Quarterly Performance and Summary

 

During the first quarter of 2025 ending March 31, the Essex Global Environmental Opportunities Strategy (GEOS) returned -7.44% (-7.68% net), versus -2.14% for the MSCI World Index without income (Index). The Wilderhill Clean Energy Index[1] posted -21.62% for the first quarter. Please note we believe our outperformance versus the Wilderhill exemplifies our focus on commercially viable, profitable companies across our nine GEOS themes.

 

During times of heightened market volatility and negative sentiment, we hone in on our investment process, revisiting the key drivers for our GEOS holdings, current valuations, growth estimates, and risk assessments. Our transactions over the first quarter reflect this tactic, with the sale of Cadeler driven by increased risks of offshore wind development, or trimming Primoris Services after strong performance earlier in the quarter. This tactical focus keeps us balanced amidst extreme market volatility.
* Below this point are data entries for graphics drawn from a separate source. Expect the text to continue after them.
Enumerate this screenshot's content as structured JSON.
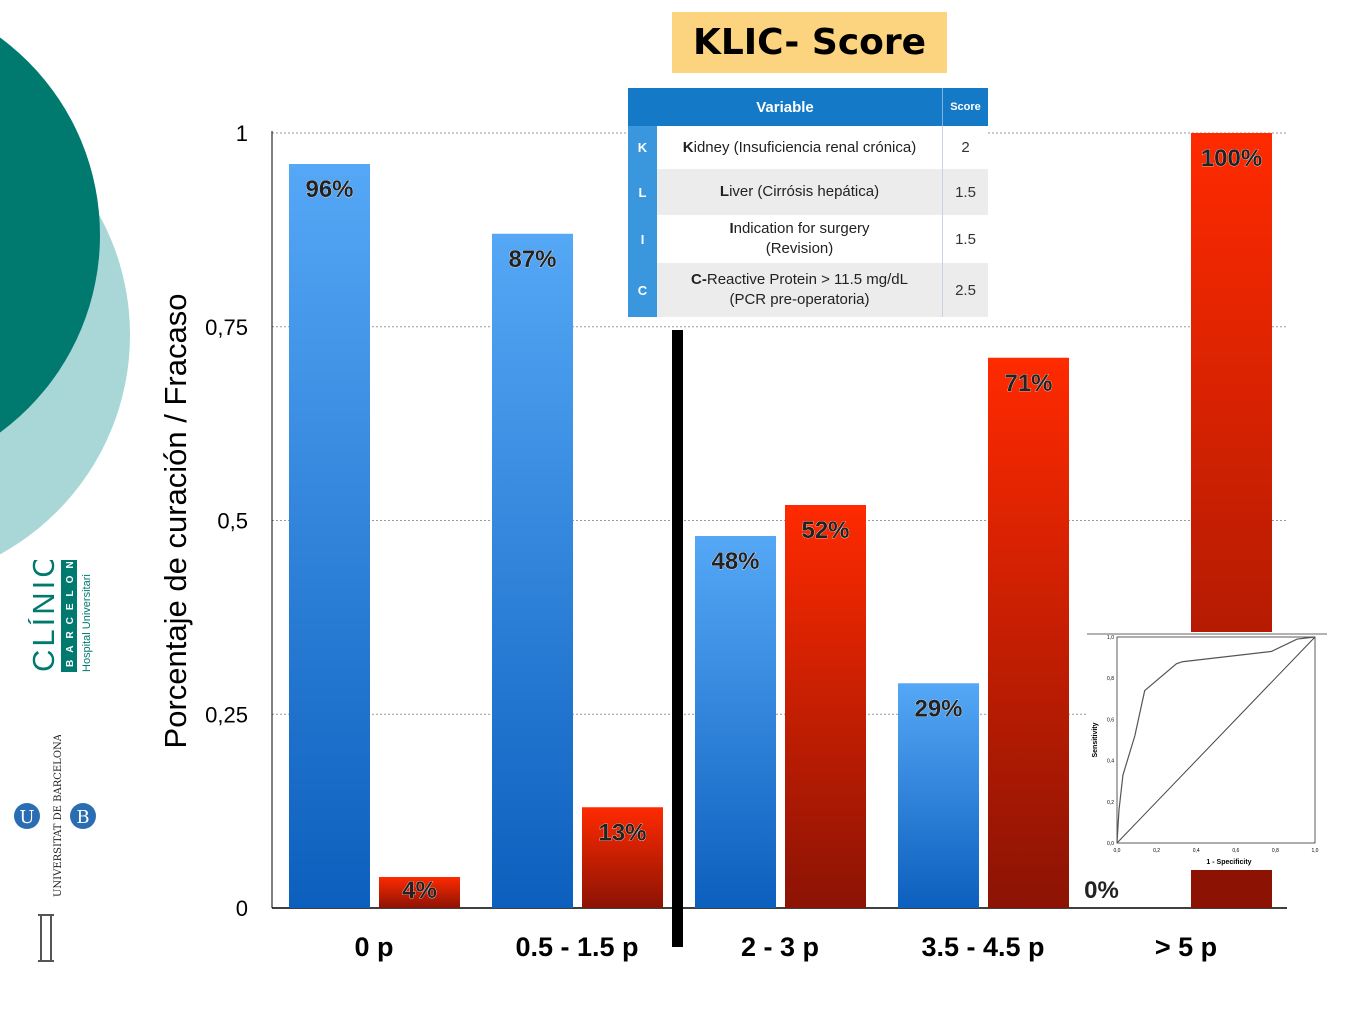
{
  "title": "KLIC- Score",
  "colors": {
    "success_bar": "#1e7fe0",
    "failure_bar": "#e82a05",
    "title_bg": "#fcd37e",
    "table_header": "#1479c7",
    "brand_teal": "#00796f",
    "brand_teal_light": "#a9d6d6"
  },
  "chart_data": {
    "type": "bar",
    "categories": [
      "0 p",
      "0.5 - 1.5 p",
      "2 - 3 p",
      "3.5 - 4.5 p",
      "> 5 p"
    ],
    "series": [
      {
        "name": "",
        "values": [
          0.96,
          0.87,
          0.48,
          0.29,
          0.0
        ],
        "labels": [
          "96%",
          "87%",
          "48%",
          "29%",
          "0%"
        ]
      },
      {
        "name": "",
        "values": [
          0.04,
          0.13,
          0.52,
          0.71,
          1.0
        ],
        "labels": [
          "4%",
          "13%",
          "52%",
          "71%",
          "100%"
        ]
      }
    ],
    "ylabel": "Porcentaje de curación / Fracaso",
    "ylim": [
      0,
      1
    ],
    "yticks": [
      0,
      0.25,
      0.5,
      0.75,
      1
    ],
    "ytick_labels": [
      "0",
      "0,25",
      "0,5",
      "0,75",
      "1"
    ],
    "grid": true,
    "divider_after_category": 1
  },
  "klic_table": {
    "header_variable": "Variable",
    "header_score": "Score",
    "rows": [
      {
        "letter": "K",
        "initial": "K",
        "rest": "idney (Insuficiencia renal crónica)",
        "line2": "",
        "score": "2"
      },
      {
        "letter": "L",
        "initial": "L",
        "rest": "iver (Cirrósis hepática)",
        "line2": "",
        "score": "1.5"
      },
      {
        "letter": "I",
        "initial": "I",
        "rest": "ndication for surgery",
        "line2": "(Revision)",
        "score": "1.5"
      },
      {
        "letter": "C",
        "initial": "C-",
        "rest": "Reactive Protein > 11.5 mg/dL",
        "line2": "(PCR pre-operatoria)",
        "score": "2.5"
      }
    ]
  },
  "roc_inset": {
    "xlabel": "1 - Specificity",
    "ylabel": "Sensitivity",
    "ticks": [
      "0,0",
      "0,2",
      "0,4",
      "0,6",
      "0,8",
      "1,0"
    ],
    "curve": [
      [
        0,
        0
      ],
      [
        0.01,
        0.16
      ],
      [
        0.03,
        0.33
      ],
      [
        0.09,
        0.52
      ],
      [
        0.14,
        0.74
      ],
      [
        0.3,
        0.87
      ],
      [
        0.33,
        0.88
      ],
      [
        0.78,
        0.93
      ],
      [
        0.91,
        0.99
      ],
      [
        1,
        1
      ]
    ]
  },
  "logos": {
    "clinic_word": "CLÍNIC",
    "clinic_city": "BARCELONA",
    "clinic_sub": "Hospital Universitari",
    "ub_text": "UNIVERSITAT DE BARCELONA",
    "ub_u": "U",
    "ub_b": "B"
  }
}
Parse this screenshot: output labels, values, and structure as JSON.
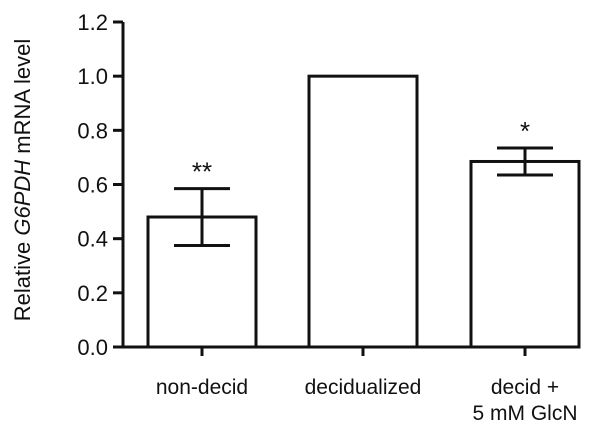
{
  "chart_data": {
    "type": "bar",
    "ylabel": {
      "prefix": "Relative ",
      "gene": "G6PDH",
      "suffix": " mRNA level"
    },
    "ylim": [
      0,
      1.2
    ],
    "yticks": [
      0.0,
      0.2,
      0.4,
      0.6,
      0.8,
      1.0,
      1.2
    ],
    "ytick_labels": [
      "0.0",
      "0.2",
      "0.4",
      "0.6",
      "0.8",
      "1.0",
      "1.2"
    ],
    "categories": [
      {
        "lines": [
          "non-decid"
        ]
      },
      {
        "lines": [
          "decidualized"
        ]
      },
      {
        "lines": [
          "decid +",
          "5 mM  GlcN"
        ]
      }
    ],
    "values": [
      0.48,
      1.0,
      0.685
    ],
    "errors": [
      0.105,
      0.0,
      0.05
    ],
    "significance": [
      "**",
      "",
      "*"
    ],
    "bar_fill": "#ffffff",
    "stroke_color": "#111111",
    "grid": false,
    "legend": "none"
  }
}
While we concur that there has been negative sentiment directed at the clean technology sector, we believe that our GEOS holdings reflect overly fair valuations when factoring the potential for future growth of cash flows and earnings per share. We believe that companies solving environmental problems are viable businesses, now as much as before.

 

 

Disclosures:

This commentary is for informational purposes only. It does not constitute investment advice and is not intended as an endorsement of any specific investment. The opinions and analyses expressed in this commentary are based on Essex Investment Management LLC’s (“Essex”) research and professional experience and are expressed as of the date of its release. Certain information expressed represents an assessment at a specific point in time and is not intended to be a forecast or guarantee of future results, nor is intended to speak to any future periods. Accordingly, such statements are inherently speculative as they are based on assumptions that may involve known and unknown risks and uncertainties.

 

This does not constitute an offer to sell or the solicitation of an offer to purchase any security or investment product, nor does it constitute a recommendation to invest in any particular security. An investment in securities is speculative and involves a high degree of risk and could result in the loss of all or a substantial portion of the amount invested. There can be no assurance that the strategy described herein will meet its objectives generally or avoid losses. Essex makes no warranty or representation, expressed or implied; nor does Essex accept any liability, with respect to the information and data set forth herein, and Essex specifically disclaims any duty to update any of the information and data contained in the commentary. This information and data does not constitute legal, tax, account, investment or other professional advice. Essex being registered by the SEC does not imply a certain level of skill or training.

[1] The Wilderhill Clean Energy Index (ticker: ECO) is a modified equal dollar weighted index comprised of publicly traded companies whose businesses stand to benefit from societal transition toward the use of cleaner energy and conservation.